Researchers Develop Cobalt-Based Catalyst for Producing Light Olefins from Syngas

Researchers at the Dalian Institute of Chemical Physics in China have developed a catalyst incorporating two distinct cobalt components to facilitate the production of light olefins from syngas. Light olefins, including ethylene, propylene, and butylene, serve as fundamental building blocks in the chemical industry for manufacturing plastics, detergents, and other products.

The catalyst's design addresses challenges in direct conversion from syngas, a mixture of carbon monoxide and hydrogen derived from sources such as coal, natural gas, or biomass.

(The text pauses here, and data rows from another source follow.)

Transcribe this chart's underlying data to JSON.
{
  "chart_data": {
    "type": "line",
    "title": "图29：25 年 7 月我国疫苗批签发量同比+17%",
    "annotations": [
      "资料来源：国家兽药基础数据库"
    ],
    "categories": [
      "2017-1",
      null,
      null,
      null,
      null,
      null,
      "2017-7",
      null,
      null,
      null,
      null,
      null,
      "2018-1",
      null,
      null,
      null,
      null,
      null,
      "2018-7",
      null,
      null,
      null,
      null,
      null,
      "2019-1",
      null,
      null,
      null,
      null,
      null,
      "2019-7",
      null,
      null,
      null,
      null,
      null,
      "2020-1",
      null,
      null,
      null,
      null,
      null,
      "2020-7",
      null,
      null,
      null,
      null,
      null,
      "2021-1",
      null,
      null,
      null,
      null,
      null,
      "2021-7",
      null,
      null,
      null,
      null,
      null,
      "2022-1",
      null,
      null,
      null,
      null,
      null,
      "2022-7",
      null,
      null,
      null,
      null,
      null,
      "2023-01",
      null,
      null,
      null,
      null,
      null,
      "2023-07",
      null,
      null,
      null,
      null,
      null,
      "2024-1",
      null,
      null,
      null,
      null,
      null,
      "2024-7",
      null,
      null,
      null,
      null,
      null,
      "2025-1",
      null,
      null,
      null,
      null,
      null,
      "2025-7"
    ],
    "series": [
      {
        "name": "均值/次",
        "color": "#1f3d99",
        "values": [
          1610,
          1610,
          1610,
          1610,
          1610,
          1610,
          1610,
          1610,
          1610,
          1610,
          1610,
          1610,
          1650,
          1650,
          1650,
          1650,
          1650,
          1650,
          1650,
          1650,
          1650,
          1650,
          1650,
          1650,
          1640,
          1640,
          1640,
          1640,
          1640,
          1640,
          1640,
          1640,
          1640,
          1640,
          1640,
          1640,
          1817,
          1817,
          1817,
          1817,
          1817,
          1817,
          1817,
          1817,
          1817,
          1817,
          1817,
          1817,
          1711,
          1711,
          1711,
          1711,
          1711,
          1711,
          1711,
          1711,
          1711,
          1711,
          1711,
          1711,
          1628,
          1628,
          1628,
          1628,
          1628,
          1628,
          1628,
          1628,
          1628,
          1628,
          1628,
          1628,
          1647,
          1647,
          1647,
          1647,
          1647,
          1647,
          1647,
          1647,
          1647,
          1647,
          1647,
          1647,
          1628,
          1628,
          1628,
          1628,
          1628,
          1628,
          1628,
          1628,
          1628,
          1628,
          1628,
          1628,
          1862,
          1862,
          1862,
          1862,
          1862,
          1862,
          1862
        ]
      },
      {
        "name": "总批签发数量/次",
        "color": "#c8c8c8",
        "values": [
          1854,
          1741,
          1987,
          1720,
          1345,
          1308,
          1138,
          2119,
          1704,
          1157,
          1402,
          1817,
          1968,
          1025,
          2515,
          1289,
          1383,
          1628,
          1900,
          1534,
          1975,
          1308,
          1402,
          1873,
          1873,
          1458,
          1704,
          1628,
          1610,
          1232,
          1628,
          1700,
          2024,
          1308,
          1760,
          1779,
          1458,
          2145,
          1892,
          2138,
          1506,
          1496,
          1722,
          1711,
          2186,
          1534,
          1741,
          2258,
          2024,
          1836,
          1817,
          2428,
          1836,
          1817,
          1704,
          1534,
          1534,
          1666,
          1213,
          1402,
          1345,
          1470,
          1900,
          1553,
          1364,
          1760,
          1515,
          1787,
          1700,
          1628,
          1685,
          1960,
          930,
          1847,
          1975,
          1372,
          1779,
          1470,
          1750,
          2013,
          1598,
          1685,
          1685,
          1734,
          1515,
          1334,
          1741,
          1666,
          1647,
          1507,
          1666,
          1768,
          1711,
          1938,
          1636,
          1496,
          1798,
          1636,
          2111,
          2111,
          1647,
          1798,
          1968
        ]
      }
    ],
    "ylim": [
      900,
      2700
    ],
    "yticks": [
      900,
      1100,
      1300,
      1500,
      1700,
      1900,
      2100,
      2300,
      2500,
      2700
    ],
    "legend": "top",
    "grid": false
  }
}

The catalyst consists of cobalt oxide and cobalt carbide phases, which work together to enhance selectivity toward light olefins. According to the study, this bimetallic system achieves a selectivity of up to 90% for C2-C4 olefins under reaction conditions of 220-300°C and 1-5 atm pressure.

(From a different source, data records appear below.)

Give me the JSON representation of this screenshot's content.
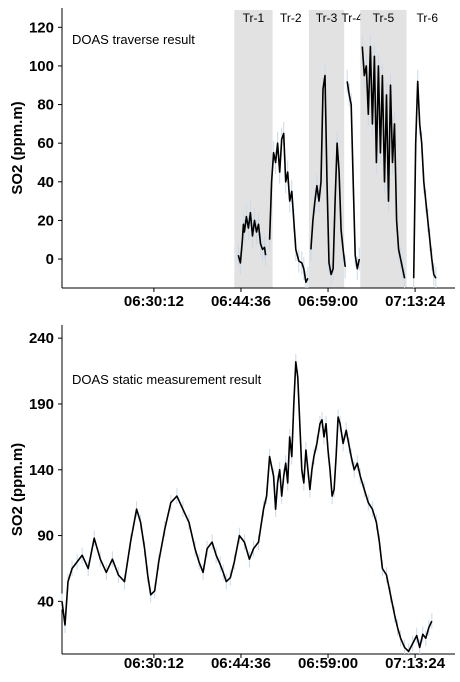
{
  "chart_data": [
    {
      "type": "line",
      "title": "",
      "annotation": "DOAS traverse result",
      "ylabel": "SO2 (ppm.m)",
      "xlabel": "",
      "ylim": [
        -15,
        130
      ],
      "y_ticks": [
        0,
        20,
        40,
        60,
        80,
        100,
        120
      ],
      "x_ticks": [
        "06:30:12",
        "06:44:36",
        "06:59:00",
        "07:13:24"
      ],
      "x_tick_seconds": [
        23412,
        24276,
        25140,
        26004
      ],
      "xlim_seconds": [
        22500,
        26400
      ],
      "traverses": [
        {
          "label": "Tr-1",
          "start": 24210,
          "end": 24590,
          "shaded": true
        },
        {
          "label": "Tr-2",
          "start": 24590,
          "end": 24950,
          "shaded": false
        },
        {
          "label": "Tr-3",
          "start": 24950,
          "end": 25300,
          "shaded": true
        },
        {
          "label": "Tr-4",
          "start": 25300,
          "end": 25460,
          "shaded": false
        },
        {
          "label": "Tr-5",
          "start": 25460,
          "end": 25920,
          "shaded": true
        },
        {
          "label": "Tr-6",
          "start": 25920,
          "end": 26330,
          "shaded": false
        }
      ],
      "series": [
        {
          "segments": [
            [
              [
                24250,
                2
              ],
              [
                24270,
                -2
              ],
              [
                24290,
                10
              ],
              [
                24300,
                18
              ],
              [
                24310,
                14
              ],
              [
                24330,
                22
              ],
              [
                24350,
                16
              ],
              [
                24370,
                24
              ],
              [
                24390,
                12
              ],
              [
                24410,
                20
              ],
              [
                24430,
                14
              ],
              [
                24450,
                18
              ],
              [
                24470,
                8
              ],
              [
                24490,
                5
              ],
              [
                24510,
                6
              ],
              [
                24520,
                2
              ]
            ],
            [
              [
                24560,
                10
              ],
              [
                24580,
                40
              ],
              [
                24600,
                55
              ],
              [
                24620,
                50
              ],
              [
                24640,
                60
              ],
              [
                24660,
                45
              ],
              [
                24680,
                62
              ],
              [
                24700,
                65
              ],
              [
                24720,
                40
              ],
              [
                24740,
                45
              ],
              [
                24760,
                30
              ],
              [
                24780,
                35
              ],
              [
                24800,
                20
              ],
              [
                24820,
                5
              ],
              [
                24850,
                -1
              ],
              [
                24880,
                -2
              ],
              [
                24900,
                -5
              ],
              [
                24920,
                -12
              ],
              [
                24940,
                -10
              ]
            ],
            [
              [
                24970,
                5
              ],
              [
                24990,
                20
              ],
              [
                25010,
                30
              ],
              [
                25030,
                38
              ],
              [
                25050,
                30
              ],
              [
                25070,
                40
              ],
              [
                25090,
                88
              ],
              [
                25110,
                95
              ],
              [
                25130,
                40
              ],
              [
                25150,
                -2
              ],
              [
                25170,
                -8
              ],
              [
                25190,
                -5
              ],
              [
                25210,
                30
              ],
              [
                25230,
                60
              ],
              [
                25250,
                45
              ],
              [
                25270,
                15
              ],
              [
                25290,
                5
              ],
              [
                25310,
                -4
              ]
            ],
            [
              [
                25330,
                92
              ],
              [
                25350,
                85
              ],
              [
                25370,
                80
              ],
              [
                25390,
                40
              ],
              [
                25410,
                2
              ],
              [
                25430,
                -5
              ],
              [
                25450,
                0
              ]
            ],
            [
              [
                25480,
                110
              ],
              [
                25500,
                95
              ],
              [
                25520,
                100
              ],
              [
                25540,
                75
              ],
              [
                25560,
                110
              ],
              [
                25580,
                70
              ],
              [
                25600,
                105
              ],
              [
                25620,
                50
              ],
              [
                25640,
                100
              ],
              [
                25660,
                55
              ],
              [
                25680,
                95
              ],
              [
                25700,
                40
              ],
              [
                25720,
                85
              ],
              [
                25740,
                30
              ],
              [
                25760,
                90
              ],
              [
                25780,
                50
              ],
              [
                25800,
                70
              ],
              [
                25820,
                20
              ],
              [
                25840,
                5
              ],
              [
                25860,
                0
              ],
              [
                25880,
                -5
              ],
              [
                25900,
                -10
              ]
            ],
            [
              [
                25990,
                -10
              ],
              [
                26010,
                60
              ],
              [
                26030,
                92
              ],
              [
                26050,
                70
              ],
              [
                26070,
                60
              ],
              [
                26090,
                40
              ],
              [
                26110,
                30
              ],
              [
                26130,
                20
              ],
              [
                26150,
                10
              ],
              [
                26170,
                0
              ],
              [
                26190,
                -8
              ],
              [
                26210,
                -10
              ]
            ]
          ]
        }
      ]
    },
    {
      "type": "line",
      "title": "",
      "annotation": "DOAS static measurement result",
      "ylabel": "SO2 (ppm.m)",
      "xlabel": "",
      "ylim": [
        0,
        250
      ],
      "y_ticks": [
        40,
        90,
        140,
        190,
        240
      ],
      "x_ticks": [
        "06:30:12",
        "06:44:36",
        "06:59:00",
        "07:13:24"
      ],
      "x_tick_seconds": [
        23412,
        24276,
        25140,
        26004
      ],
      "xlim_seconds": [
        22500,
        26400
      ],
      "series": [
        {
          "points": [
            [
              22500,
              40
            ],
            [
              22530,
              22
            ],
            [
              22560,
              55
            ],
            [
              22600,
              65
            ],
            [
              22650,
              70
            ],
            [
              22700,
              75
            ],
            [
              22760,
              65
            ],
            [
              22820,
              88
            ],
            [
              22880,
              72
            ],
            [
              22940,
              62
            ],
            [
              23000,
              72
            ],
            [
              23060,
              60
            ],
            [
              23120,
              55
            ],
            [
              23180,
              85
            ],
            [
              23240,
              110
            ],
            [
              23280,
              100
            ],
            [
              23320,
              80
            ],
            [
              23350,
              60
            ],
            [
              23380,
              45
            ],
            [
              23420,
              48
            ],
            [
              23460,
              70
            ],
            [
              23520,
              95
            ],
            [
              23580,
              115
            ],
            [
              23640,
              120
            ],
            [
              23700,
              110
            ],
            [
              23760,
              100
            ],
            [
              23820,
              80
            ],
            [
              23860,
              70
            ],
            [
              23900,
              62
            ],
            [
              23940,
              80
            ],
            [
              23990,
              85
            ],
            [
              24030,
              75
            ],
            [
              24070,
              68
            ],
            [
              24100,
              62
            ],
            [
              24130,
              55
            ],
            [
              24170,
              58
            ],
            [
              24210,
              70
            ],
            [
              24260,
              90
            ],
            [
              24310,
              85
            ],
            [
              24360,
              72
            ],
            [
              24400,
              80
            ],
            [
              24450,
              85
            ],
            [
              24500,
              110
            ],
            [
              24530,
              120
            ],
            [
              24560,
              150
            ],
            [
              24600,
              135
            ],
            [
              24620,
              110
            ],
            [
              24640,
              130
            ],
            [
              24660,
              140
            ],
            [
              24680,
              120
            ],
            [
              24700,
              135
            ],
            [
              24720,
              145
            ],
            [
              24740,
              130
            ],
            [
              24760,
              165
            ],
            [
              24780,
              150
            ],
            [
              24800,
              190
            ],
            [
              24820,
              222
            ],
            [
              24840,
              210
            ],
            [
              24860,
              175
            ],
            [
              24880,
              140
            ],
            [
              24900,
              130
            ],
            [
              24920,
              155
            ],
            [
              24940,
              140
            ],
            [
              24960,
              125
            ],
            [
              24980,
              140
            ],
            [
              25000,
              150
            ],
            [
              25030,
              160
            ],
            [
              25060,
              175
            ],
            [
              25080,
              178
            ],
            [
              25100,
              165
            ],
            [
              25120,
              175
            ],
            [
              25140,
              155
            ],
            [
              25160,
              140
            ],
            [
              25180,
              120
            ],
            [
              25200,
              125
            ],
            [
              25220,
              150
            ],
            [
              25240,
              180
            ],
            [
              25260,
              175
            ],
            [
              25290,
              160
            ],
            [
              25320,
              170
            ],
            [
              25350,
              158
            ],
            [
              25370,
              150
            ],
            [
              25400,
              140
            ],
            [
              25430,
              145
            ],
            [
              25460,
              135
            ],
            [
              25500,
              125
            ],
            [
              25540,
              115
            ],
            [
              25580,
              110
            ],
            [
              25620,
              100
            ],
            [
              25650,
              85
            ],
            [
              25680,
              65
            ],
            [
              25720,
              60
            ],
            [
              25760,
              45
            ],
            [
              25800,
              30
            ],
            [
              25830,
              20
            ],
            [
              25860,
              12
            ],
            [
              25900,
              5
            ],
            [
              25940,
              2
            ],
            [
              25980,
              8
            ],
            [
              26020,
              14
            ],
            [
              26050,
              5
            ],
            [
              26080,
              15
            ],
            [
              26110,
              12
            ],
            [
              26140,
              20
            ],
            [
              26170,
              25
            ]
          ]
        }
      ]
    }
  ]
}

Syngas conversion rates reached approximately 40%, with the catalyst maintaining stability over 100 hours of operation. The research was conducted by a team led by Professor Xinhe Bao and published in Nature Communications on October 10, 2023.

The dual cobalt components enable a tandem mechanism: cobalt oxide promotes the dissociation of carbon monoxide, while cobalt carbide facilitates the hydrogenation steps leading to olefins. This configuration minimizes the formation of unwanted byproducts like methane and higher hydrocarbons, which are common in traditional Fischer-Tropsch synthesis.

The study tested the catalyst on a fixed-bed reactor, confirming its efficacy with syngas feeds from various origins.

Traditional production of light olefins relies on steam cracking of naphtha or other petroleum-derived feedstocks, a process that is energy-intensive and emits significant greenhouse gases. The new catalyst offers a potential alternative by utilizing syngas, which can be produced from non-petroleum sources, thereby reducing dependence on fossil fuels.

However, scaling up the process for industrial use would require further optimization of catalyst durability and reactor design.

Light olefins are essential for global chemical production, with annual demand exceeding 400 million tons. The chemical industry contributes about 5% of worldwide CO2 emissions, primarily from olefin manufacturing. This development could support efforts to decarbonize the sector, particularly in regions with abundant coal or biomass resources.

The researchers plan to investigate modifications to improve catalyst longevity and explore integration with renewable syngas sources, such as those from green hydrogen and captured CO2. Industry stakeholders, including petrochemical companies, may evaluate the technology for pilot-scale testing.

Regulatory bodies focused on sustainable chemistry could influence adoption through incentives for low-emission processes.

The findings highlight ongoing advancements in heterogeneous catalysis for sustainable chemicals. While the catalyst shows promise in laboratory settings, real-world application will depend on economic viability and environmental assessments.